| His punishment seems disproportionate and stupid (like, why are we spending money to lock him up instead of fining him more?); but he clearly intended to make disks that buyers would think were factory originals, and knew that he was breaking the law. From his email: > I can look in to the missing boxes - Usually in my history - Customs just ships them to you 3 weeks later. > If they call you - play stupid and just tell them that you ordered from an asset management overseas. > Tell him that the product was guaranteed to be real and that you paid a very high price for it. Act upset as to why you had not received your product yet. Obviously cherry-picked by the prosecutors; but there's a lot more, and it makes him look much worse than the press coverage does. https://blogs.microsoft.com/uploads/prod/sites/5/2018/04/2LU... ETA: And why do the media keep repeating the $0.25/disk? There's a PO where he sold some for $3 or $4 each.
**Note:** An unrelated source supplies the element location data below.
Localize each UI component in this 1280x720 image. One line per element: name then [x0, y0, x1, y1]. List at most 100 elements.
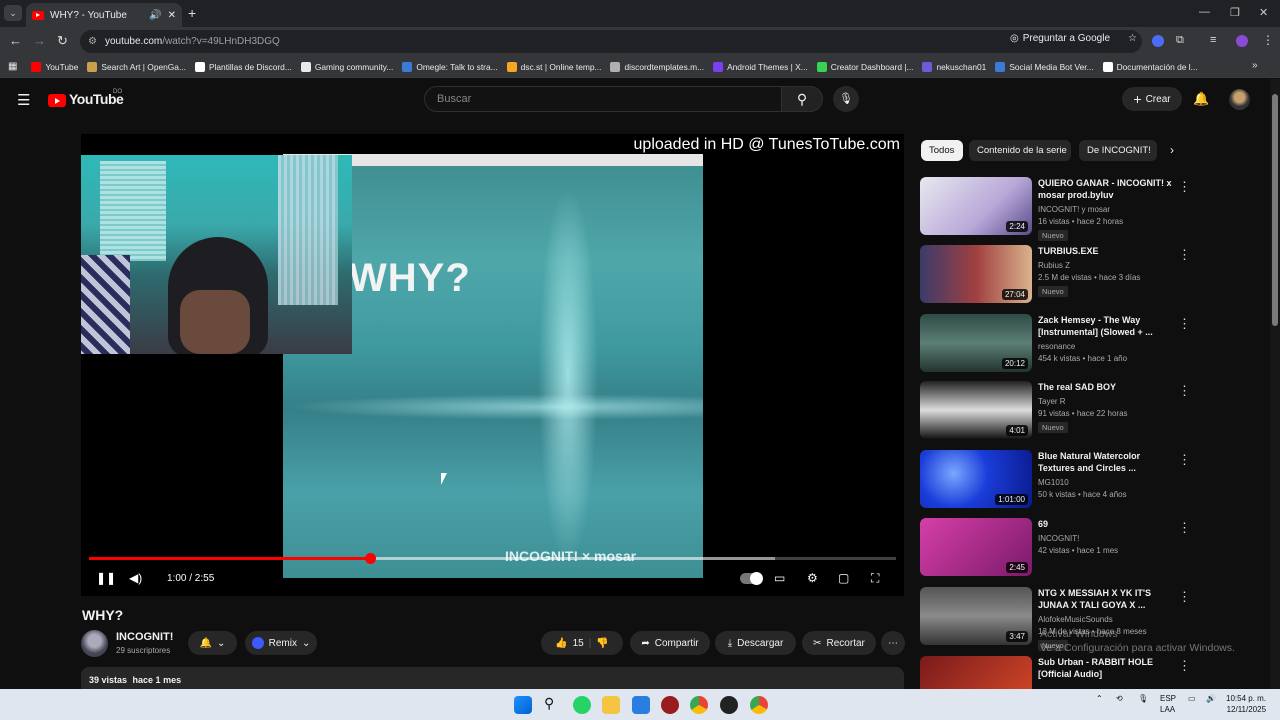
- search-input[interactable]: Buscar: [424, 86, 782, 112]
- more-options-icon[interactable]: ⋮: [1178, 658, 1191, 674]
- bookmark-item[interactable]: Plantillas de Discord...: [194, 61, 292, 72]
- profile-avatar[interactable]: [1236, 35, 1248, 47]
- channel-name[interactable]: INCOGNIT!: [116, 631, 173, 643]
- subtitles-icon[interactable]: ▭: [774, 571, 785, 585]
- more-options-icon[interactable]: ⋮: [1178, 589, 1191, 605]
- more-options-icon[interactable]: ⋮: [1178, 179, 1191, 195]
- filter-chip[interactable]: De INCOGNIT!: [1079, 140, 1157, 161]
- fullscreen-icon[interactable]: ⛶: [871, 571, 879, 586]
- bookmark-item[interactable]: Documentación de l...: [1102, 61, 1198, 72]
- bookmark-item[interactable]: discordtemplates.m...: [610, 61, 704, 72]
- video-thumbnail[interactable]: 3:47: [920, 587, 1032, 645]
- search-button[interactable]: ⚲: [781, 86, 823, 112]
- video-thumbnail[interactable]: 2:24: [920, 177, 1032, 235]
- recommended-video[interactable]: 4:01 The real SAD BOY Tayer R 91 vistas • h…: [920, 381, 1192, 445]
- recommended-title[interactable]: Blue Natural Watercolor Textures and Cir…: [1038, 450, 1172, 474]
- back-icon[interactable]: ←: [9, 33, 22, 48]
- like-icon[interactable]: 👍: [555, 638, 567, 649]
- bookmark-item[interactable]: nekuschan01: [922, 61, 986, 72]
- extension-icon[interactable]: [1152, 35, 1164, 47]
- recommended-channel[interactable]: MG1010: [1038, 478, 1069, 487]
- create-button[interactable]: + Crear: [1122, 87, 1182, 111]
- share-button[interactable]: ➦ Compartir: [630, 631, 710, 655]
- recommended-title[interactable]: QUIERO GANAR - INCOGNIT! x mosar prod.by…: [1038, 177, 1172, 201]
- progress-scrubber[interactable]: [364, 553, 376, 564]
- reload-icon[interactable]: ↻: [57, 33, 68, 49]
- chrome-menu-icon[interactable]: ⋮: [1262, 33, 1274, 47]
- language-indicator[interactable]: ESP LAA: [1160, 693, 1176, 715]
- tab-search-icon[interactable]: ⌄: [4, 5, 22, 21]
- more-options-icon[interactable]: ⋮: [1178, 383, 1191, 399]
- bookmark-item[interactable]: dsc.st | Online temp...: [506, 61, 601, 72]
- recommended-video[interactable]: 20:12 Zack Hemsey - The Way [Instrumental…: [920, 314, 1192, 378]
- recommended-title[interactable]: Sub Urban - RABBIT HOLE [Official Audio]: [1038, 656, 1172, 680]
- recommended-video[interactable]: 1:01:00 Blue Natural Watercolor Textures …: [920, 450, 1192, 514]
- minimize-button[interactable]: —: [1199, 6, 1210, 18]
- bookmarks-overflow-icon[interactable]: »: [1252, 60, 1258, 71]
- close-window-button[interactable]: ✕: [1259, 6, 1268, 19]
- like-dislike-group[interactable]: 👍 15 | 👎: [541, 631, 623, 655]
- autoplay-toggle[interactable]: [740, 572, 763, 585]
- reading-list-icon[interactable]: ≡: [1210, 34, 1216, 46]
- recommended-channel[interactable]: INCOGNIT! y mosar: [1038, 205, 1110, 214]
- more-options-icon[interactable]: ⋮: [1178, 247, 1191, 263]
- more-actions-button[interactable]: ⋯: [881, 631, 905, 655]
- bookmark-item[interactable]: YouTube: [31, 61, 78, 72]
- forward-icon[interactable]: →: [33, 33, 46, 48]
- youtube-logo-icon[interactable]: [48, 94, 66, 107]
- chrome-active-icon[interactable]: [750, 696, 768, 714]
- video-player[interactable]: WHY? INCOGNIT! × mosar uploaded in HD @ …: [81, 134, 904, 596]
- mic-tray-icon[interactable]: 🎙: [1138, 694, 1148, 703]
- recommended-video[interactable]: 2:24 QUIERO GANAR - INCOGNIT! x mosar pro…: [920, 177, 1192, 241]
- store-icon[interactable]: [632, 696, 650, 714]
- theater-mode-icon[interactable]: ▢: [838, 571, 849, 585]
- bookmark-item[interactable]: Gaming community...: [300, 61, 393, 72]
- video-thumbnail[interactable]: 27:04: [920, 245, 1032, 303]
- video-thumbnail[interactable]: 20:12: [920, 314, 1032, 372]
- tab-close-icon[interactable]: ✕: [168, 10, 176, 21]
- remix-button[interactable]: Remix ⌄: [245, 631, 317, 655]
- hamburger-menu-icon[interactable]: ☰: [17, 91, 30, 109]
- chrome-icon[interactable]: [690, 696, 708, 714]
- video-thumbnail[interactable]: 2:45: [920, 518, 1032, 576]
- app-icon[interactable]: [661, 696, 679, 714]
- chips-next-icon[interactable]: ›: [1170, 143, 1174, 157]
- more-options-icon[interactable]: ⋮: [1178, 452, 1191, 468]
- download-button[interactable]: ⤓ Descargar: [715, 631, 796, 655]
- windows-start-icon[interactable]: [514, 696, 532, 714]
- taskbar-search-icon[interactable]: ⚲: [544, 695, 554, 712]
- taskbar-clock[interactable]: 10:54 p. m. 12/11/2025: [1226, 693, 1266, 715]
- page-scrollbar-thumb[interactable]: [1272, 94, 1278, 326]
- recommended-video[interactable]: 27:04 TURBIUS.EXE Rubius Z 2.5 M de vistas …: [920, 245, 1192, 309]
- network-icon[interactable]: ⟲: [1116, 694, 1123, 703]
- ask-google-button[interactable]: ◎ Preguntar a Google ☆: [1010, 33, 1137, 44]
- pause-icon[interactable]: ❚❚: [96, 571, 116, 585]
- whatsapp-icon[interactable]: [573, 696, 591, 714]
- recommended-title[interactable]: The real SAD BOY: [1038, 381, 1172, 393]
- file-explorer-icon[interactable]: [602, 696, 620, 714]
- obs-icon[interactable]: [720, 696, 738, 714]
- channel-avatar[interactable]: [81, 630, 108, 657]
- bookmark-item[interactable]: Search Art | OpenGa...: [87, 61, 186, 72]
- recommended-channel[interactable]: INCOGNIT!: [1038, 534, 1079, 543]
- display-icon[interactable]: ▭: [1188, 694, 1196, 703]
- recommended-title[interactable]: TURBIUS.EXE: [1038, 245, 1172, 257]
- tray-overflow-icon[interactable]: ⌃: [1096, 694, 1103, 703]
- recommended-channel[interactable]: Tayer R: [1038, 397, 1066, 406]
- account-avatar[interactable]: [1229, 89, 1250, 110]
- more-options-icon[interactable]: ⋮: [1178, 316, 1191, 332]
- progress-bar[interactable]: [89, 553, 896, 564]
- address-bar[interactable]: ⚙ youtube.com/watch?v=49LHnDH3DGQ: [80, 30, 1142, 53]
- recommended-title[interactable]: 69: [1038, 518, 1172, 530]
- notifications-bell-icon[interactable]: 🔔: [1193, 91, 1209, 107]
- clip-button[interactable]: ✂ Recortar: [802, 631, 876, 655]
- bookmark-star-icon[interactable]: ☆: [1128, 33, 1137, 44]
- browser-tab-active[interactable]: WHY? - YouTube 🔊 ✕: [26, 3, 182, 27]
- filter-chip[interactable]: Contenido de la serie: [969, 140, 1071, 161]
- voice-search-icon[interactable]: 🎙: [833, 86, 859, 112]
- speaker-icon[interactable]: 🔊: [1206, 694, 1216, 703]
- video-thumbnail[interactable]: 1:01:00: [920, 450, 1032, 508]
- recommended-video[interactable]: 2:45 69 INCOGNIT! 42 vistas • hace 1 mes ⋮: [920, 518, 1192, 582]
- extensions-puzzle-icon[interactable]: ⧉: [1176, 34, 1184, 47]
- settings-gear-icon[interactable]: ⚙: [807, 571, 818, 585]
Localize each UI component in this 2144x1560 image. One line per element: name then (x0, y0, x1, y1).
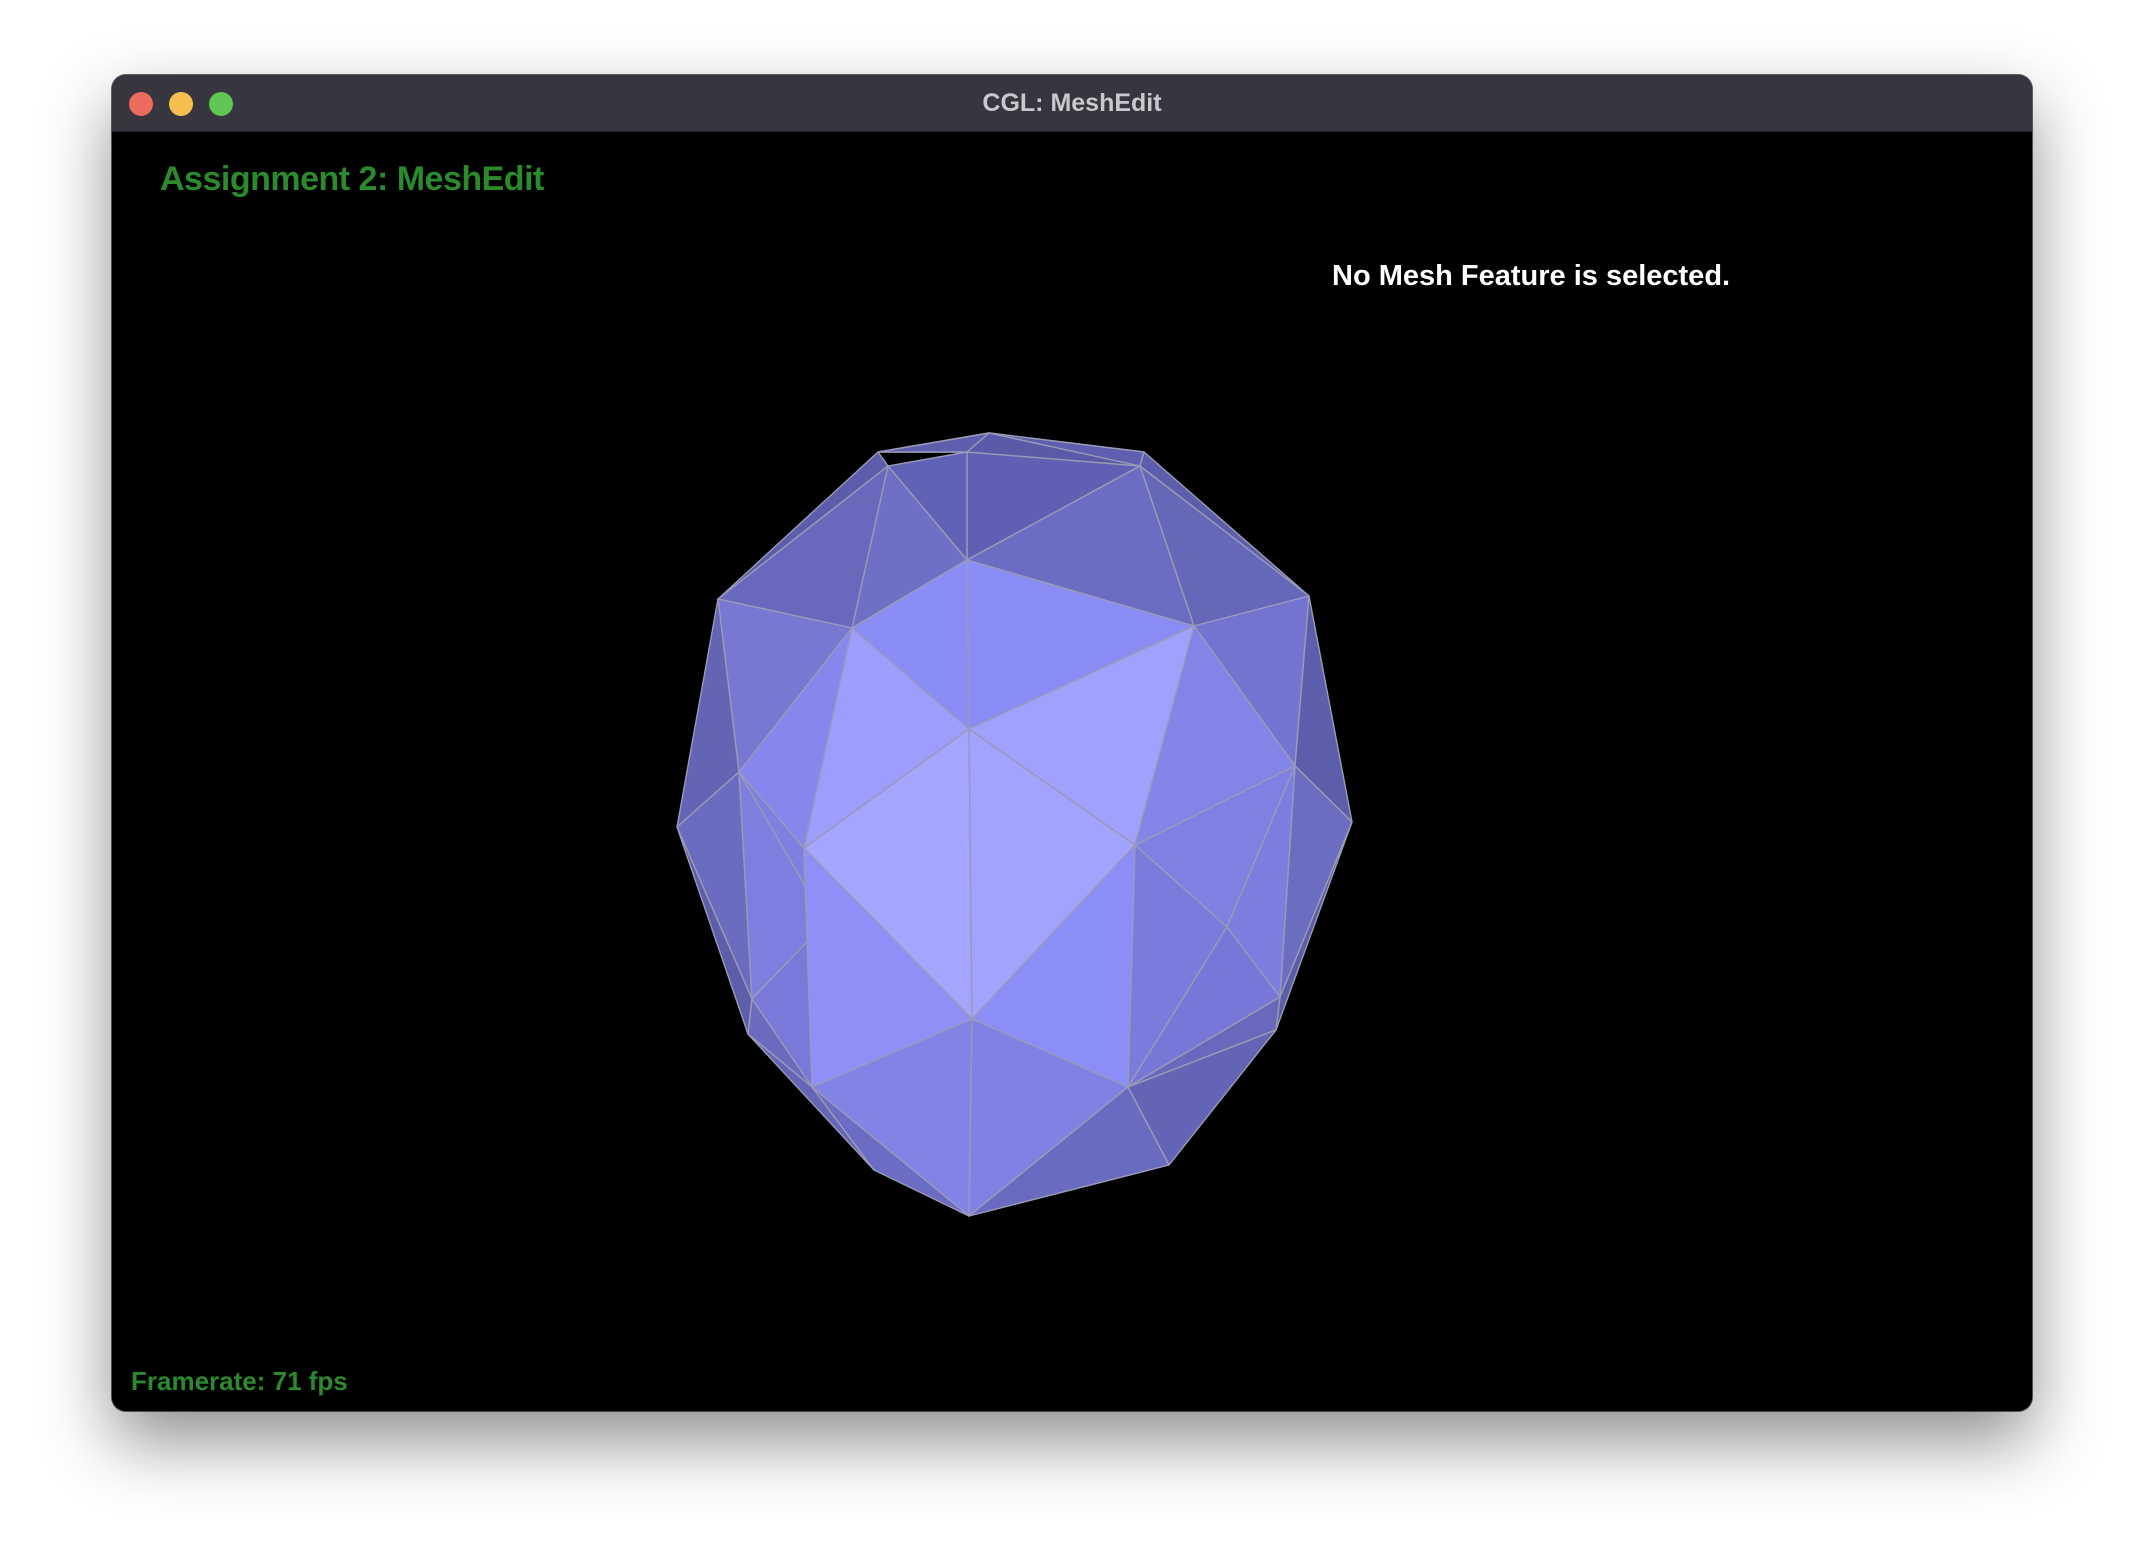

Less than the stupid $25, but not charity. |
He was sentenced for software piracy or thereabouts, but he literally can't do that because windows is not a physical disk, but a license. He did not sell licenses. The discs, as was stated as such by expert witnesses, were worthless. The contents were freely downloaded from Microsoft itself.
Of course, there might be a clause on the website that you can't burn those images and sell them. But those can't be tied to a monetary value because the images were distributed for free.